Another track featured on All Things Must Pass and can indeed be considered one of Harrison’s best-ever songs, yet it struggled to find any love from The Beatles. ‘Isn’t It A Pity’ was another victim of the Let It Be sessions, which were beleaguered by Paul McCartney’s ego and John Lennon’s lack of focus. A song which is arguably one of his best struggled to find any room on the Beatles’ floor.

‘Wah Wah’, meanwhile, is another mercurial effort from Harrison left on the editing room floor of The Beatles. “At that point in time, Paul couldn’t see beyond himself,” Harrison told Guitar World in 2001. “He was on a roll, but…in his mind, everything that was going on around him was just there to accompany him. He wasn’t sensitive to stepping on other people’s egos or feelings.” That ego wouldn’t simply inspire Harrison to write the track, but it would also mean that one of the guitarist’s best efforts was forgotten for some years until he picked it back up for his solo work.

The rejection of countless Harrison songs eventually saw the guitarist walk out of the band temporarily. During his mini-break from the group, Harrison also wrote a bitter goodbye to the group ‘Wah Wah’, which he also tried to have the band record but, yet again, with no movement from Lennon and McCartney, Harrison was left to place it on his new solo record.

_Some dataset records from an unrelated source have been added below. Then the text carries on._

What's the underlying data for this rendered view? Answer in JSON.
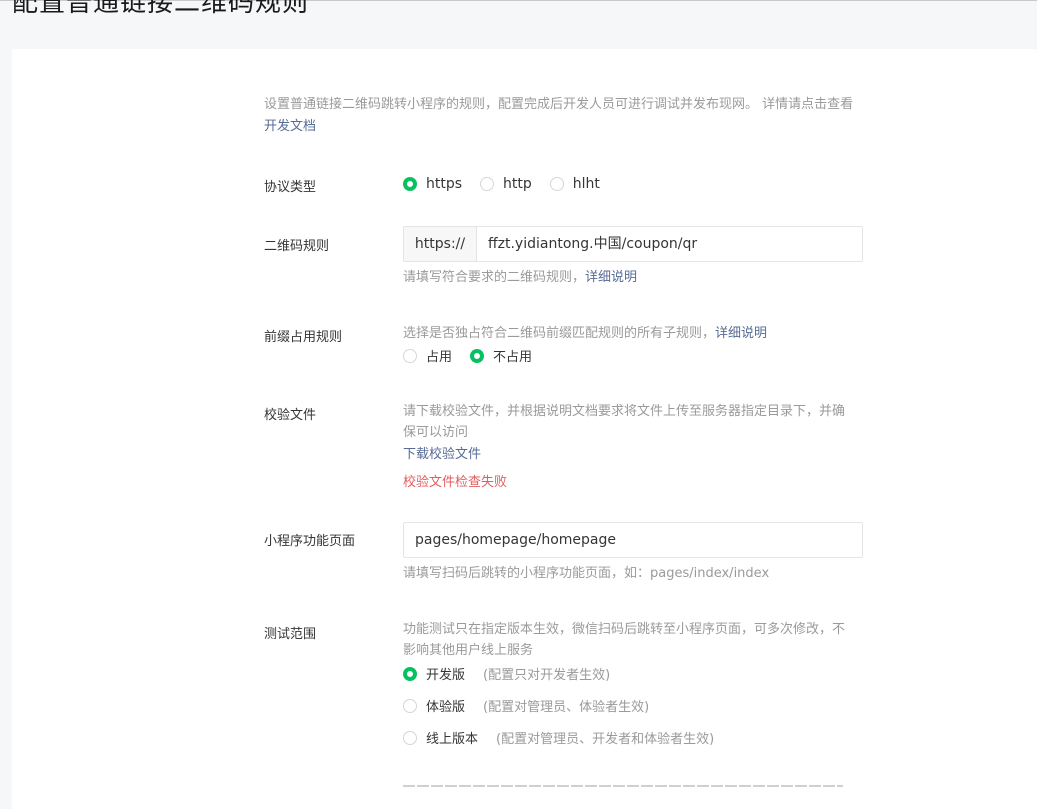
{
  "page": {
    "title": "配置普通链接二维码规则"
  },
  "intro": {
    "text": "设置普通链接二维码跳转小程序的规则，配置完成后开发人员可进行调试并发布现网。 详情请点击查看",
    "link": "开发文档"
  },
  "protocol": {
    "label": "协议类型",
    "options": [
      {
        "label": "https",
        "checked": true
      },
      {
        "label": "http",
        "checked": false
      },
      {
        "label": "hlht",
        "checked": false
      }
    ]
  },
  "qr_rule": {
    "label": "二维码规则",
    "prefix": "https://",
    "value": "ffzt.yidiantong.中国/coupon/qr",
    "hint": "请填写符合要求的二维码规则，",
    "hint_link": "详细说明"
  },
  "prefix_rule": {
    "label": "前缀占用规则",
    "hint": "选择是否独占符合二维码前缀匹配规则的所有子规则，",
    "hint_link": "详细说明",
    "options": [
      {
        "label": "占用",
        "checked": false
      },
      {
        "label": "不占用",
        "checked": true
      }
    ]
  },
  "verify_file": {
    "label": "校验文件",
    "hint": "请下载校验文件，并根据说明文档要求将文件上传至服务器指定目录下，并确保可以访问",
    "download_link": "下载校验文件",
    "error": "校验文件检查失败"
  },
  "mini_page": {
    "label": "小程序功能页面",
    "value": "pages/homepage/homepage",
    "hint": "请填写扫码后跳转的小程序功能页面，如：pages/index/index"
  },
  "test_scope": {
    "label": "测试范围",
    "hint": "功能测试只在指定版本生效，微信扫码后跳转至小程序页面，可多次修改，不影响其他用户线上服务",
    "options": [
      {
        "label": "开发版",
        "note": "(配置只对开发者生效)",
        "checked": true
      },
      {
        "label": "体验版",
        "note": "(配置对管理员、体验者生效)",
        "checked": false
      },
      {
        "label": "线上版本",
        "note": "(配置对管理员、开发者和体验者生效)",
        "checked": false
      }
    ]
  }
}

A session after Abbey Road, the band’s final recorded album, saw Harrison still looking to create as he produced another future All Things Must Pass song, ‘Woman Don’t You Cry for Me’. Elsewhere, Harrison’s track ‘See Yourself’, which the guitarist wrote in 1967 as a response to the criticism of Paul McCartney after he admitted using LSD in the media, was also binned.

Across a range of songs, we can see just how talented George Harrison was as a songwriter. Of course, Lennon and McCartney knew it too. They were more than happy to include some of his finest works—and some of The Beatles’ finest works, too—on the band’s albums. The real issue arises when you consider some of Harrison’s fantastic material that was ditched in favour of sub-par Lennon-McCartney originals to feature on the LPs.

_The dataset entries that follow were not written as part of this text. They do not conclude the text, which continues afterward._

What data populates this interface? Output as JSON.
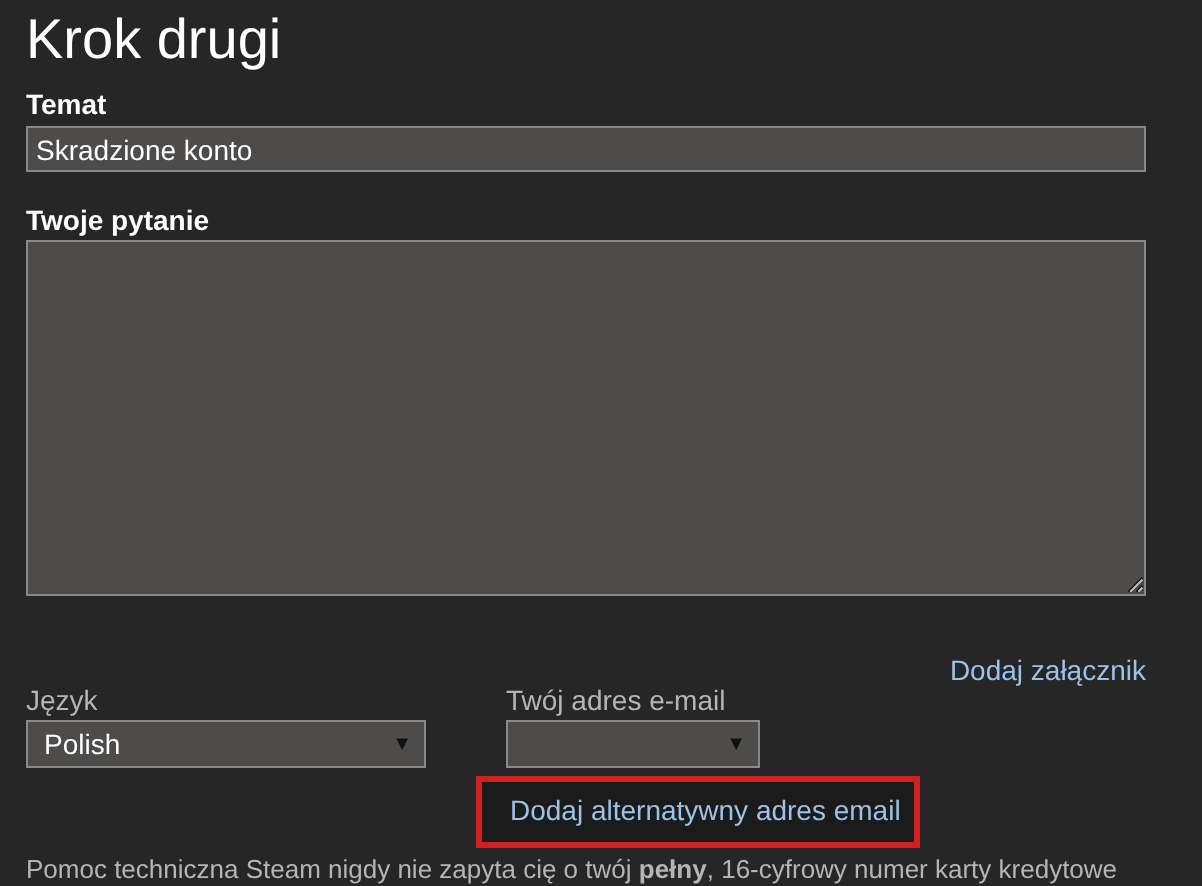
{
  "title": "Krok drugi",
  "subject": {
    "label": "Temat",
    "value": "Skradzione konto"
  },
  "question": {
    "label": "Twoje pytanie"
  },
  "attachment_link": "Dodaj załącznik",
  "language": {
    "label": "Język",
    "value": "Polish",
    "caret": "▼"
  },
  "email": {
    "label": "Twój adres e-mail",
    "caret": "▼"
  },
  "alt_email_link": {
    "text": "Dodaj alternatywny adres email",
    "highlighted": true
  },
  "notice": "Pomoc techniczna Steam nigdy nie zapyta cię o twój **pełny**, 16-cyfrowy numer karty kredytowe"
}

The rejection of Harrison’s best songs can act as a telling reminder for any budding musician. Though you might find the odd blockade when searching for an audience for your creation, the truth is that greatness will always find a way to sow its seed in the rich, fertile soil of a willing set of listeners. If anyone is a testament to trying until they succeed, then Harrison is surely one.